The Yes side has it all: Close to $700,000 in donations, about a thousand people on phone-bank duty to get the voters out today, and the resources to distribute 2,500 lawn signs, 500,000 stickers, 120,000 buttons, 180,000 postcards and 110 building banners.

"Overall, I think we've done everything possible," said David Podmore, leader of the pro-Games Team 2010, adding that there is a reason for the David and Goliath element of the two campaigns.

"This is a huge risk for us. People may say this is corny, but we'd be letting down Canada and all of B.C. if we lose this vote," he said.

"What's at risk for the No side? They can obstruct, create mischief, make outrageous slanders and there are no consequences. This isn't a political issue. As [former NDP premier]Mike Harcourt has said: 'If you use this vote to punish the provincial government, you just end up punishing yourself.' "

The issue has split COPE councillors down the middle. Four, plus Mr. Campbell, will vote Yes. Ann Roberts is one of four councillors opposed to the Games bid.

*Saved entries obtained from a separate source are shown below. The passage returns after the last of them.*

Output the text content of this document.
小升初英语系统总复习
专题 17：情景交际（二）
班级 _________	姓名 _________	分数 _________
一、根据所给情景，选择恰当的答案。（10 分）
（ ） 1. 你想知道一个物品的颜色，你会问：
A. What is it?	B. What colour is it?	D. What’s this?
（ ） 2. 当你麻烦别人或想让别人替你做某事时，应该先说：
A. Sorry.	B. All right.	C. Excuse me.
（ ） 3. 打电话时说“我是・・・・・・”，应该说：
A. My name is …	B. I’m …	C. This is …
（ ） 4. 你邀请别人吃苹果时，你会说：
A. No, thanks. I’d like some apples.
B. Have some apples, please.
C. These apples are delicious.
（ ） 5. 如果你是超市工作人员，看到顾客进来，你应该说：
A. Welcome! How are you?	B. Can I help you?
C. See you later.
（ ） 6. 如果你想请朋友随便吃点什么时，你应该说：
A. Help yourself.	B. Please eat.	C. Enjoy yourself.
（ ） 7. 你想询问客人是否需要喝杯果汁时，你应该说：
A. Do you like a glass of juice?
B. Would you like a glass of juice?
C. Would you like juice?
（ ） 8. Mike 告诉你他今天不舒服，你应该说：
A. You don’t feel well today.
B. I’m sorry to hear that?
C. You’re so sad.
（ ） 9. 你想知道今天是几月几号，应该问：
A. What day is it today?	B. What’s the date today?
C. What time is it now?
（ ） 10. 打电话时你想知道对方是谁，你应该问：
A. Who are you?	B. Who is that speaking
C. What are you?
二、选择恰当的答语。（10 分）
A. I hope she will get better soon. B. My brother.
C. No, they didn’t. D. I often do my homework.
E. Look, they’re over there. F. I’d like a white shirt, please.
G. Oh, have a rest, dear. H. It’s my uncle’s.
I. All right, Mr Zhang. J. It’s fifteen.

"When you actually add it all up, is it really worth it?" Ms. Roberts asked.

"How do we have the money for a 17-day sporting event when people are being cut off welfare, schools are being closed and seniors' benefits are being reduced? It's very hard to justify. The spending priorities are skewed."

Mr. Green said the Olympics will provide many tangible benefits for the city, including social housing, jobs for disadvantaged youth, redevelopment of the historic Woodwards building and money for arts and cultural events.

"If the choice was between the Olympics and universal daycare, feeding the poor and housing for everyone, the choice would be obvious," Mr. Green said.

"But that's not the way it works. If I can leverage things out of the government that they normally wouldn't do, I'm going to do that."

Mr. Campbell, meanwhile, insists he is losing no sleep over the chance of being known as "the mayor who lost the Games."

"Holding this vote was the right thing to do, no matter what happens," he said.